Highly water-soluble titanium oxide particles and bonded to the surface of the titanium oxide particles via at least one functional group selected from the group of carboxyl group, amino group, diol group, salicylic acid group, and phosphoric acid group A titanium oxide composite particle comprising a molecule;
A linker molecule that is further bonded to the surface of the titanium oxide composite particles, the linker molecule comprising:
(1) having at least one functional group selected from the group of carboxyl group, amino group, diol group, salicylic acid group, and phosphoric acid group,
(2) a) a saturated or unsaturated chain hydrocarbon group having 6 to 40 carbon atoms, b) a saturated or unsaturated 5- to 6-membered heterocyclic group having or not having a substituent, or c) A compound comprising a saturated or unsaturated 5- or 6-membered cyclic hydrocarbon group having or not having a substituent, wherein the titanium oxide and the functional group are not polymerized with each other through the functional group. Combined,
A molecule containing a low-valent transition metal is further bonded to the titanium oxide composite particle through the linker molecule,
An ultrasonic cancer treatment promoter characterized by being titanium oxide-metal composite particles having catalytic activity upon irradiation with ultrasonic waves. The ultrasonic cancer treatment promoter according to claim 1, wherein the amount of the linker molecule bound is 1 × 10 ⁻⁶ to 1 × 10 ⁻³ mol / titanium oxide particles-g per mass of the titanium oxide particles.   The ultrasound cancer treatment promoter according to claim 1 or 2, wherein the linker molecule is a catechol.   The ultrasonic cancer treatment promoter according to claim 3, wherein the linker molecule is at least one selected from the group consisting of dopamine and dihydroxyphenylpropionic acid.   The ultrasound cancer treatment promoter according to any one of claims 1 to 4, wherein the molecule containing the low-valent transition metal comprises divalent iron. The ultrasonic cancer treatment promotion according to claim 5, wherein the binding amount of the divalent iron is 1 × 10 ⁻⁶ to 1 × 10 ⁻³ mol / titanium oxide particles-g per mass of the titanium oxide particles.

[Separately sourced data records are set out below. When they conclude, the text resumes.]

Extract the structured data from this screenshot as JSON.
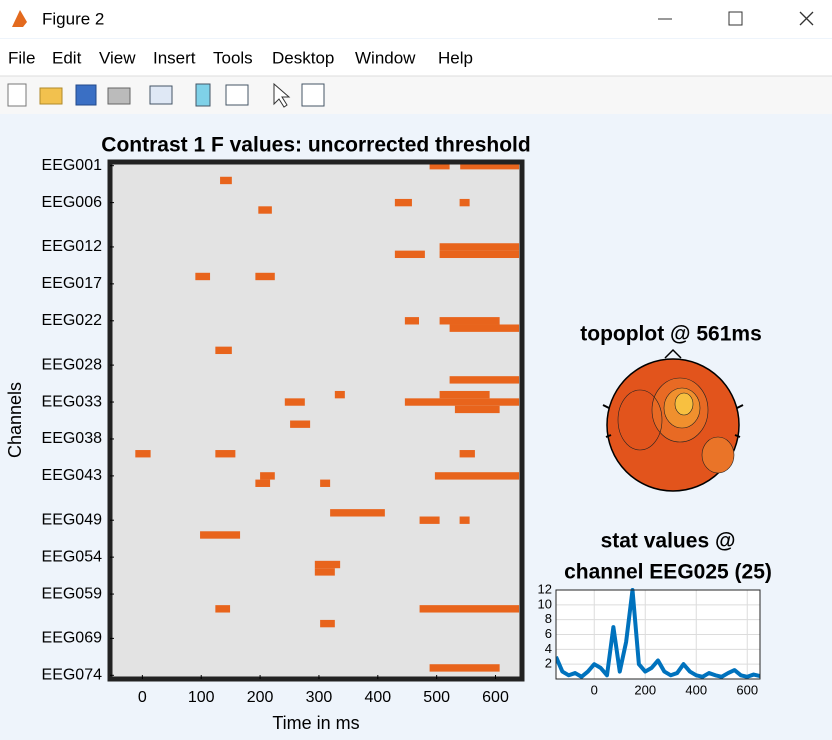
{
  "window": {
    "title": "Figure 2",
    "menu": [
      "File",
      "Edit",
      "View",
      "Insert",
      "Tools",
      "Desktop",
      "Window",
      "Help"
    ]
  },
  "chart_data": [
    {
      "type": "heatmap",
      "title": "Contrast 1 F values: uncorrected threshold",
      "xlabel": "Time in ms",
      "ylabel": "Channels",
      "xlim": [
        -55,
        645
      ],
      "xticks": [
        0,
        100,
        200,
        300,
        400,
        500,
        600
      ],
      "ylim": [
        0.5,
        70.5
      ],
      "y_reversed": true,
      "yticks": [
        {
          "value": 1,
          "label": "EEG001"
        },
        {
          "value": 6,
          "label": "EEG006"
        },
        {
          "value": 12,
          "label": "EEG012"
        },
        {
          "value": 17,
          "label": "EEG017"
        },
        {
          "value": 22,
          "label": "EEG022"
        },
        {
          "value": 28,
          "label": "EEG028"
        },
        {
          "value": 33,
          "label": "EEG033"
        },
        {
          "value": 38,
          "label": "EEG038"
        },
        {
          "value": 43,
          "label": "EEG043"
        },
        {
          "value": 49,
          "label": "EEG049"
        },
        {
          "value": 54,
          "label": "EEG054"
        },
        {
          "value": 59,
          "label": "EEG059"
        },
        {
          "value": 65,
          "label": "EEG069"
        },
        {
          "value": 70,
          "label": "EEG074"
        }
      ],
      "color": "#e8641c",
      "segments": [
        [
          1,
          488,
          522
        ],
        [
          1,
          540,
          640
        ],
        [
          3,
          132,
          152
        ],
        [
          6,
          429,
          458
        ],
        [
          6,
          539,
          556
        ],
        [
          7,
          197,
          220
        ],
        [
          12,
          505,
          640
        ],
        [
          13,
          429,
          480
        ],
        [
          13,
          505,
          640
        ],
        [
          16,
          90,
          115
        ],
        [
          16,
          192,
          225
        ],
        [
          22,
          505,
          607
        ],
        [
          22,
          446,
          470
        ],
        [
          23,
          522,
          640
        ],
        [
          26,
          124,
          152
        ],
        [
          30,
          522,
          640
        ],
        [
          32,
          327,
          344
        ],
        [
          32,
          505,
          590
        ],
        [
          33,
          242,
          276
        ],
        [
          33,
          446,
          640
        ],
        [
          34,
          531,
          607
        ],
        [
          36,
          251,
          285
        ],
        [
          40,
          -12,
          14
        ],
        [
          40,
          124,
          158
        ],
        [
          40,
          539,
          565
        ],
        [
          43,
          200,
          225
        ],
        [
          43,
          497,
          640
        ],
        [
          44,
          302,
          319
        ],
        [
          44,
          192,
          217
        ],
        [
          48,
          319,
          412
        ],
        [
          49,
          471,
          505
        ],
        [
          49,
          539,
          556
        ],
        [
          51,
          98,
          166
        ],
        [
          55,
          293,
          336
        ],
        [
          56,
          293,
          327
        ],
        [
          61,
          471,
          640
        ],
        [
          61,
          124,
          149
        ],
        [
          63,
          302,
          327
        ],
        [
          69,
          488,
          607
        ]
      ]
    },
    {
      "type": "topoplot",
      "title": "topoplot @ 561ms"
    },
    {
      "type": "line",
      "title": [
        "stat values @",
        "channel EEG025 (25)"
      ],
      "xlim": [
        -150,
        650
      ],
      "xticks": [
        0,
        200,
        400,
        600
      ],
      "ylim": [
        0,
        12
      ],
      "yticks": [
        2,
        4,
        6,
        8,
        10,
        12
      ],
      "grid": true,
      "color": "#0072bd",
      "x": [
        -150,
        -125,
        -100,
        -75,
        -50,
        -25,
        0,
        25,
        50,
        75,
        100,
        125,
        150,
        175,
        200,
        225,
        250,
        275,
        300,
        325,
        350,
        375,
        400,
        425,
        450,
        475,
        500,
        525,
        550,
        575,
        600,
        625,
        650
      ],
      "values": [
        3,
        1,
        0.5,
        0.8,
        0.3,
        1,
        2,
        1.5,
        0.5,
        7,
        1,
        5,
        12,
        2,
        1,
        1.5,
        2.5,
        1,
        0.5,
        0.8,
        2,
        1,
        0.5,
        0.3,
        0.8,
        0.5,
        0.3,
        0.8,
        1.2,
        0.5,
        0.3,
        0.6,
        0.4
      ]
    }
  ]
}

Agent.   The ultrasound cancer treatment promoter according to claim 5, wherein the molecule containing the low-valent transition metal is ferrocenecarboxylic acid.   The ultrasonic cancer treatment promoter according to any one of claims 1 to 7, wherein the water-soluble polymer has a weight average molecular weight of 5000 to 40000.   The ultrasonic cancer treatment promoter according to any one of claims 1 to 8, wherein the water-soluble polymer comprises at least one selected from the group consisting of polyethylene glycol, polyacrylic acid, and polyethyleneimine.   The ultrasonic cancer treatment promoter according to any one of claims 1 to 9, which has a particle size of 20 to 200 nm.   A dispersion comprising the ultrasonic cancer treatment promoter according to any one of claims 1 to 10 and a solvent in which the ultrasonic cancer treatment promoter is dispersed.   The dispersion according to claim 11, wherein the solvent is an aqueous solvent.   The dispersion according to claim 11 or 12, wherein the pH of the solvent is 5 to 8.   The dispersion according to any one of claims 11 to 13, wherein the solvent is physiological saline.   The dispersion liquid as described in any one of Claims 11-14 in which the said ultrasonic cancer treatment promoter is contained 0.001-1 mass%.